A second employee, who also spoke under the condition of anonymity, said that though they were going into the office only about once a month, they liked having the option of working from there. “I do miss the opportunity to go into the office sometimes and see people in person. Not knowing the next time that I might ever see coworkers in person is a little weird,” they said.
“It seems rational to assume that most companies are realizing that they have too much space, and they consolidate,” said Doug Arthur, managing director at media research and advisory firm Huber Research Partners. “Everybody’s worried about [the economic] slowdown, because interest rates are up…But when you’re making a real estate decision, you’re not making a short-term decision. You’re making a long-term decision,” he added.
“I can’t imagine companies making real estate decisions because they think the economy is going to be soft in the second half of 2023. That doesn’t make a lot of sense to me. I think it’s more a function of the flex-work schedule, the ability of employees — and frankly the desire of employees — to work remotely,” he said.
What the office closures mean for Future’s U.S. ambitions
The reduction in Future’s real estate footprint in the U.S. naturally leads to questions regarding the British company’s ambitions to expand on this side of the pond with brands that include Marie Claire, Who What Wear, The Week and Kiplinger, among others.
However, the Future spokesperson denied that the real estate decisions signal a change to those plans.
“The specific needs of one location do not have an impact on our plans and focus on the U.S. If you look at our latest financial results, they are testament to our U.S. expansion. Our U.S. business continues to grow and comprise a greater share of Future’s global revenue — going from 35% to 39% year-over-year,” they said.
Future’s U.S. business is an important driver of overall company revenue.
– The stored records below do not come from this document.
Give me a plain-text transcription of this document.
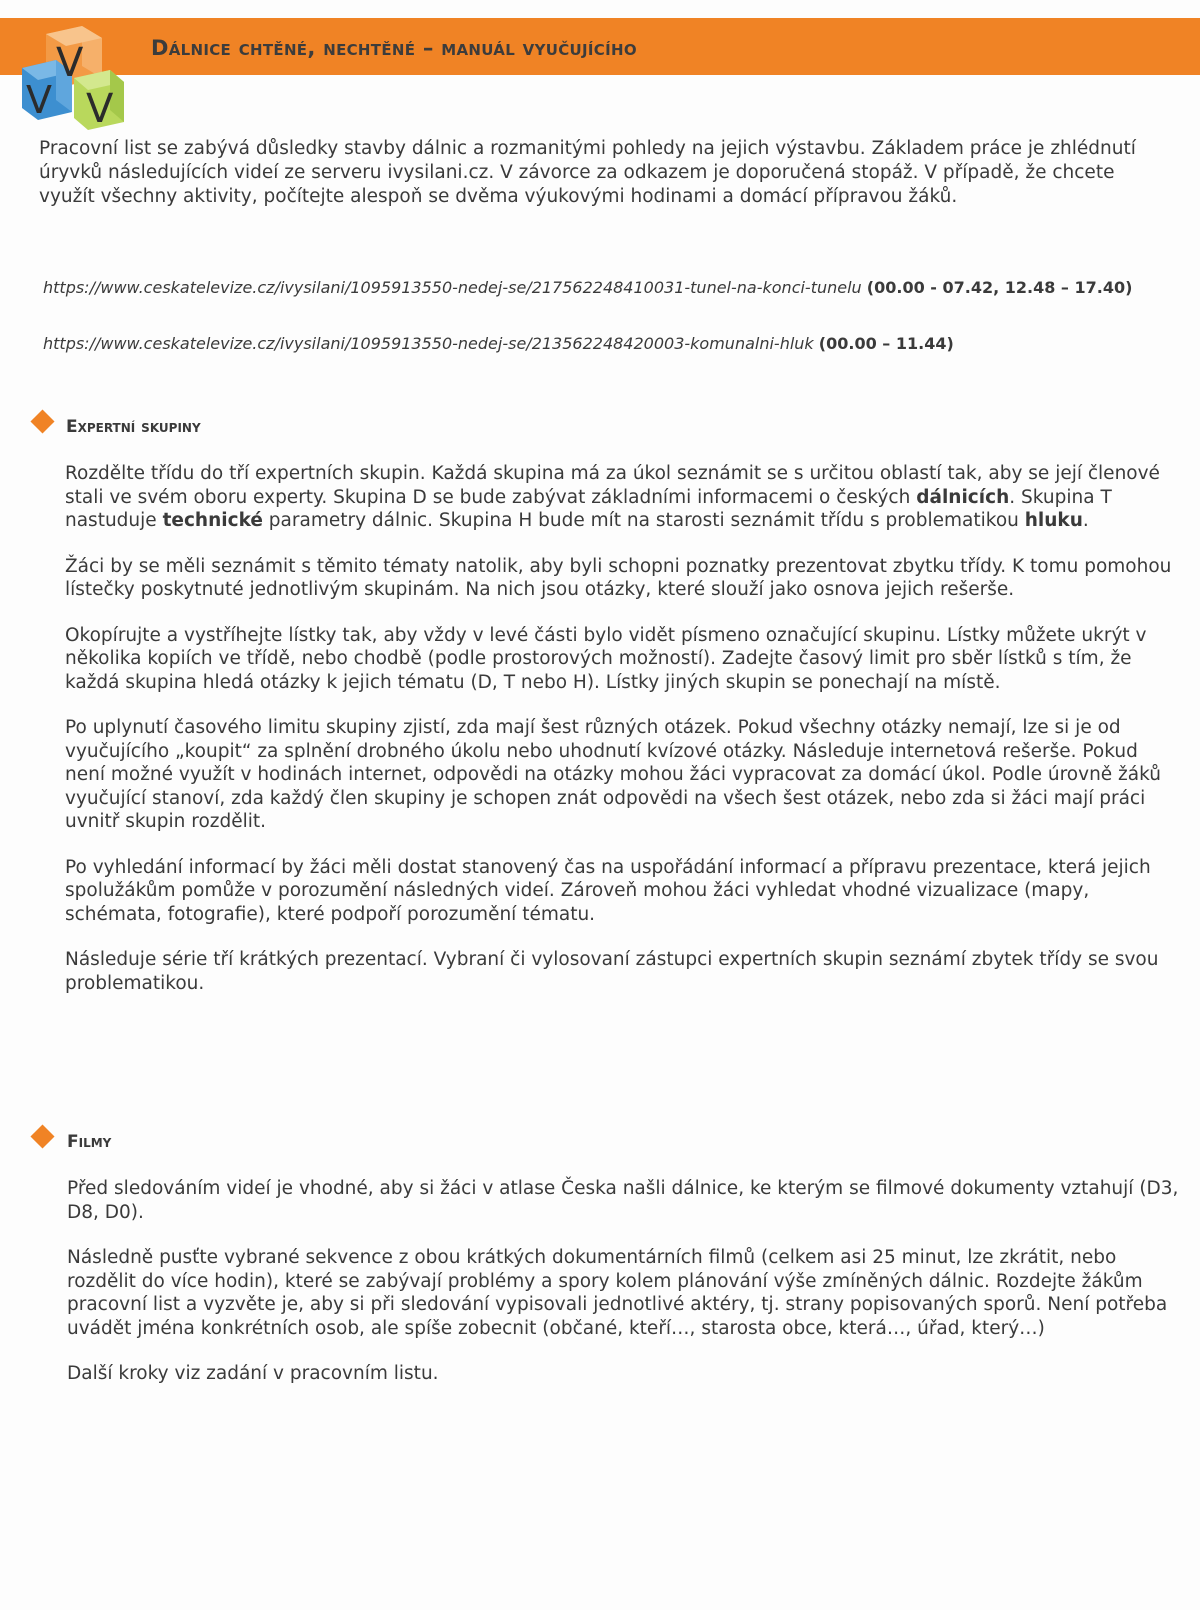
V
V V
Dálnice chtěné, nechtěné – manuál vyučujícího

Pracovní list se zabývá důsledky stavby dálnic a rozmanitými pohledy na jejich výstavbu. Základem práce je zhlédnutí úryvků následujících videí ze serveru ivysilani.cz. V závorce za odkazem je doporučená stopáž. V případě, že chcete využít všechny aktivity, počítejte alespoň se dvěma výukovými hodinami a domácí přípravou žáků.

https://www.ceskatelevize.cz/ivysilani/1095913550-nedej-se/217562248410031-tunel-na-konci-tunelu (00.00 - 07.42, 12.48 – 17.40)
https://www.ceskatelevize.cz/ivysilani/1095913550-nedej-se/213562248420003-komunalni-hluk (00.00 – 11.44)
Expertní skupiny

Rozdělte třídu do tří expertních skupin. Každá skupina má za úkol seznámit se s určitou oblastí tak, aby se její členové stali ve svém oboru experty. Skupina D se bude zabývat základními informacemi o českých dálnicích. Skupina T nastuduje technické parametry dálnic. Skupina H bude mít na starosti seznámit třídu s problematikou hluku.

Žáci by se měli seznámit s těmito tématy natolik, aby byli schopni poznatky prezentovat zbytku třídy. K tomu pomohou lístečky poskytnuté jednotlivým skupinám. Na nich jsou otázky, které slouží jako osnova jejich rešerše.

Okopírujte a vystříhejte lístky tak, aby vždy v levé části bylo vidět písmeno označující skupinu. Lístky můžete ukrýt v několika kopiích ve třídě, nebo chodbě (podle prostorových možností). Zadejte časový limit pro sběr lístků s tím, že každá skupina hledá otázky k jejich tématu (D, T nebo H). Lístky jiných skupin se ponechají na místě.

Po uplynutí časového limitu skupiny zjistí, zda mají šest různých otázek. Pokud všechny otázky nemají, lze si je od vyučujícího „koupit“ za splnění drobného úkolu nebo uhodnutí kvízové otázky. Následuje internetová rešerše. Pokud není možné využít v hodinách internet, odpovědi na otázky mohou žáci vypracovat za domácí úkol. Podle úrovně žáků vyučující stanoví, zda každý člen skupiny je schopen znát odpovědi na všech šest otázek, nebo zda si žáci mají práci uvnitř skupin rozdělit.

Po vyhledání informací by žáci měli dostat stanovený čas na uspořádání informací a přípravu prezentace, která jejich spolužákům pomůže v porozumění následných videí. Zároveň mohou žáci vyhledat vhodné vizualizace (mapy, schémata, fotografie), které podpoří porozumění tématu.

Následuje série tří krátkých prezentací. Vybraní či vylosovaní zástupci expertních skupin seznámí zbytek třídy se svou problematikou.

Filmy

Před sledováním videí je vhodné, aby si žáci v atlase Česka našli dálnice, ke kterým se filmové dokumenty vztahují (D3, D8, D0).

Následně pusťte vybrané sekvence z obou krátkých dokumentárních filmů (celkem asi 25 minut, lze zkrátit, nebo rozdělit do více hodin), které se zabývají problémy a spory kolem plánování výše zmíněných dálnic. Rozdejte žákům pracovní list a vyzvěte je, aby si při sledování vypisovali jednotlivé aktéry, tj. strany popisovaných sporů. Není potřeba uvádět jména konkrétních osob, ale spíše zobecnit (občané, kteří…, starosta obce, která…, úřad, který…)

Další kroky viz zadání v pracovním listu.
In Future’s 2022 earnings , the company achieved organic revenue growth of 7% in the U.S.; for comparison, the company’s organic revenue in the U.K. declined by 1%. While that’s down from 2021 revenue growth of 27% in the U.S., the U.S. brings in significantly more digital ad revenue than the U.K., at about $198.7 million (or £163.4 million) compared to about $82.42 million (or £67.8 million) in the U.K. (Future defines “organic growth” as “the like for like portfolio excluding acquisitions and disposals made during FY 2021 and FY 2022 and including the impact of closures and new launches at constant [foreign exchange] rates.”)
However, Future’s U.S. audience declined 13% year-over-year from November 2021 to 2022, according to Comscore data.
Future plans to “continue to assess new opportunities to expand our reach in North America,” the spokesperson said.
Future is also investing in its senior leadership in the U.S. On Jan. 10, the company appointed two sales execs based out of the New York office: Ali Dib as head of agency strategy and Jeffrey Goldstein as head of programmatic.
Notably, Future CEO Zillah Byng-Thorne announced in September that she intended to step down by the end of this year. The company’s board has appointed a global executive search firm to find Byng-Thorne’s successor, according to Future’s latest earnings report.